Sir Byron asked him could he wait.

But Sanders stood pat. His eyes glinted with what seemed an excess of brotherhood but was probably anger. So he had to fire some of his ammunition off.

“It's simply the question of Leeming. He says he's been to see you and received certain assurances. Now I know he often overstates, but I thought I should make it clear that there are reasons why Leeming shouldn't go that I didn't, for peace' sake, reveal to him. The other reasons are adequate of course. He overstayed his sabbatical by three months, he was supposed to be preparing a timetable which, like his return, is still overdue. We're understaffed, and lectures begin in a few days' time. I don't apologize for refusing him leave on these grounds alone. But there's a better one, and that is that if he takes time off it should be to obtain medical treatment, that the man is bloody-well deranged; and the godlike stunt of resurrecting a snap-frozen corpse in front of the world's cine-cameras is going to do nothing to cure that.”

Sir Chimpy let his irregular mouth be seen to waver on the edge of ordering Sanders out. But air was inhaled like wisdom, and savoir faire prevailed, or, once again, was seen to.
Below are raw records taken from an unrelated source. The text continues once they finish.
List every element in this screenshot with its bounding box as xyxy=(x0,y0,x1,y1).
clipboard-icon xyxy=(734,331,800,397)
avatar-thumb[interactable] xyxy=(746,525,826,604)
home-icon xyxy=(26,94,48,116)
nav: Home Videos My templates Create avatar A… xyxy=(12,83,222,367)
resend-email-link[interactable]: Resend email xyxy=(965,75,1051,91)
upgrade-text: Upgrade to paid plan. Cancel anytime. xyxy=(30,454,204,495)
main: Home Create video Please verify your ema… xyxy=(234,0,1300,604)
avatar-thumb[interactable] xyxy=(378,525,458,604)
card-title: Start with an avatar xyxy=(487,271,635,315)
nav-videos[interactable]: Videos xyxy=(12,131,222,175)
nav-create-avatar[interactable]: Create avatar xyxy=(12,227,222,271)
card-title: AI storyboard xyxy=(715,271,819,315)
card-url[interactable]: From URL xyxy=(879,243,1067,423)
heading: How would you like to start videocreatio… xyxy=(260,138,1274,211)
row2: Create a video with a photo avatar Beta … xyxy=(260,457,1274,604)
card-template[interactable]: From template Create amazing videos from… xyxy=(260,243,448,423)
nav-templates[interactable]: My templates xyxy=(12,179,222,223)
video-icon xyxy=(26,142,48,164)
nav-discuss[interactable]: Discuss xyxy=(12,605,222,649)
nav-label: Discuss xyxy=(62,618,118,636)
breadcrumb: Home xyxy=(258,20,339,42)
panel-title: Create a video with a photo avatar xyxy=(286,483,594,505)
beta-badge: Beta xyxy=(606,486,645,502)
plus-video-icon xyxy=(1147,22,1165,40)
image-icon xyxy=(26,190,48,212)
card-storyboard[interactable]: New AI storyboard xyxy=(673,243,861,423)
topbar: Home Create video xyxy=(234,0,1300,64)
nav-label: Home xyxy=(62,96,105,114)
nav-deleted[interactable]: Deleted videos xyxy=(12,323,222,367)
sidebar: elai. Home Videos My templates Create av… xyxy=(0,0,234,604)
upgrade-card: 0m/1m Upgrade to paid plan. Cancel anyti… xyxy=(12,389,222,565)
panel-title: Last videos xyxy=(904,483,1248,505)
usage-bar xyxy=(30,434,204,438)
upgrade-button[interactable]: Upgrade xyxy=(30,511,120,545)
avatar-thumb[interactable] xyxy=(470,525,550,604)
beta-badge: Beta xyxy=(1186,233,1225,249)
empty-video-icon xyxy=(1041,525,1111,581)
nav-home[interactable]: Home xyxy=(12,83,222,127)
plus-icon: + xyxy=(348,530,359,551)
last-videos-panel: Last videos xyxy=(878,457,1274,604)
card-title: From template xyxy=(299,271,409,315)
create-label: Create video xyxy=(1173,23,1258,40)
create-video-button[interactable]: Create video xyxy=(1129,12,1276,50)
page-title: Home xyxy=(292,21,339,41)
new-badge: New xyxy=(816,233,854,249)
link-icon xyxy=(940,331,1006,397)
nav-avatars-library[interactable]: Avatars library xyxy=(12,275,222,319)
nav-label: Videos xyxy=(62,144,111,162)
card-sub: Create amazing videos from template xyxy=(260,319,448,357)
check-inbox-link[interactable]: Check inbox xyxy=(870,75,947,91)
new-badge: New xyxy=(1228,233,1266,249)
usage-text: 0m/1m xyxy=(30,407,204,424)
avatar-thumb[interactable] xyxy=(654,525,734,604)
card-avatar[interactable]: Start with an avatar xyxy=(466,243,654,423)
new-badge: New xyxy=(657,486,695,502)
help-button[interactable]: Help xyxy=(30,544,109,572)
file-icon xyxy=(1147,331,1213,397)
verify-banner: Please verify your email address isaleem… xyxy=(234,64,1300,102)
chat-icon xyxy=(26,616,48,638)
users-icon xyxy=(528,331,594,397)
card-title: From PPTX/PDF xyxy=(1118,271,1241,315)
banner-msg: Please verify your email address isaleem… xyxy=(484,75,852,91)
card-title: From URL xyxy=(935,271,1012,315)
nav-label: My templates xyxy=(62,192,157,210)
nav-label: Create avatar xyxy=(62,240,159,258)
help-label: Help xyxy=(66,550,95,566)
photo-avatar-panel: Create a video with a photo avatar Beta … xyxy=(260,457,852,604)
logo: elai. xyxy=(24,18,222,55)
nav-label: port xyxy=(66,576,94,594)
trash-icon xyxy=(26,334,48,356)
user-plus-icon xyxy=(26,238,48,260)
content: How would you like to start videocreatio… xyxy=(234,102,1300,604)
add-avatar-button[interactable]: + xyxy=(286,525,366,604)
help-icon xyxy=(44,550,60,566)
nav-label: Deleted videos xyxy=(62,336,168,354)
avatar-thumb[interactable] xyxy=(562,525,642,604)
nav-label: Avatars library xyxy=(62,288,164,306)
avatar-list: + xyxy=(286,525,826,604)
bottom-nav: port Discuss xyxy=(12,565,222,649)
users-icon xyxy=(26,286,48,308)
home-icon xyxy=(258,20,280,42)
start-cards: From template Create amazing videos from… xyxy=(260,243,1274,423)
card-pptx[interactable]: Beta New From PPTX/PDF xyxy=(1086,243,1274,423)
“But I'm intruding,” Sanders mumbled. “Forgive me, Byron, Alec.”

He left; and before long, so did Ramsey and the poet. Ramsey drooped; he wanted to find a room with a couch and blinds and old issues of
Time
, somewhere to spend four slack, secret hours and let his apprehensions sink to a sediment that could be seen and measured. He had had such a retreat planned for that afternoon, graduation afternoon, promising himself that his tarnished M.A. (Sydney) colours would not be missed on the platform. Yet, perhaps in reprisal for the minor impasse over Leeming, Chimpy had called after him, “I shall, of course, be seeing you this afternoon, Alec.”

On the way down the path he wished for some convincing badge of illness, something that suppurated before the beholder's eyes, something that gave him permanent defence against formal occasions. Yet an after-taste of success kept rising in his throat. “Sanders won't give in. Perhaps Leeming might resign, but Sanders won't give in. And with young Leeming blocked.…”

He did not spoil the chances by voicing them; yet surely they would compel Belle to take on and discharge her responsibilities with a wave of her healthy hand. Which left dear Leeming where Alec suspected he should be. And so, for some reason, did the poet.

Then, at midday, the town's random transistors and the one that Ella and Ramsey tuned in with a false off-handedness announced the romantic news that nephew would resurrect uncle. Alec, fearing that the story's transmission made it fact, felt again the customary and amorphous sense of peril. Dressing for the afternoon's occasion, he was morose.

Ella tried to shake this state by asking him about the facts he had said he could remember now and utter. He was a conciliatory man by nature; yet her probing proved in no way curative, and simply maddened. He told her to stop bloody-well hovering.

Later he begged her pardon; but she was still full of hurt. It was a good pretext for her to tell him that she had gone to see Belle that morning.

“Why?” It was clear he was tantalized, not angry. He had squandered anger on a minor grievance and so put himself on a penitential footing, with less cause to protest at a secret meeting over which he had a right to protest.

Again he asked her gently why she had gone.

Ella was aggressive enough to tell the truth. “I wanted to see what she thought of her husband.”

“Ah, yes.”

“And let me tell you,” she said as one giving him real grounds for fear, “she wouldn't mind if they exhibited old Leeming at agricultural shows.”

“I can't understand it.” He had become accustomed to this particular bafflement, but in his rush to make peace again with Ella he begged now for her interpretations of Belle.

Ella was thereby made bolder still. “I wanted to tell her, too, that it would be an excellent turning-point for us the day Leeming was buried by a minister of the—”

“Anglican Church,” Ramsey supplied. “And you should leave it to me to decide what the turning-points will be.”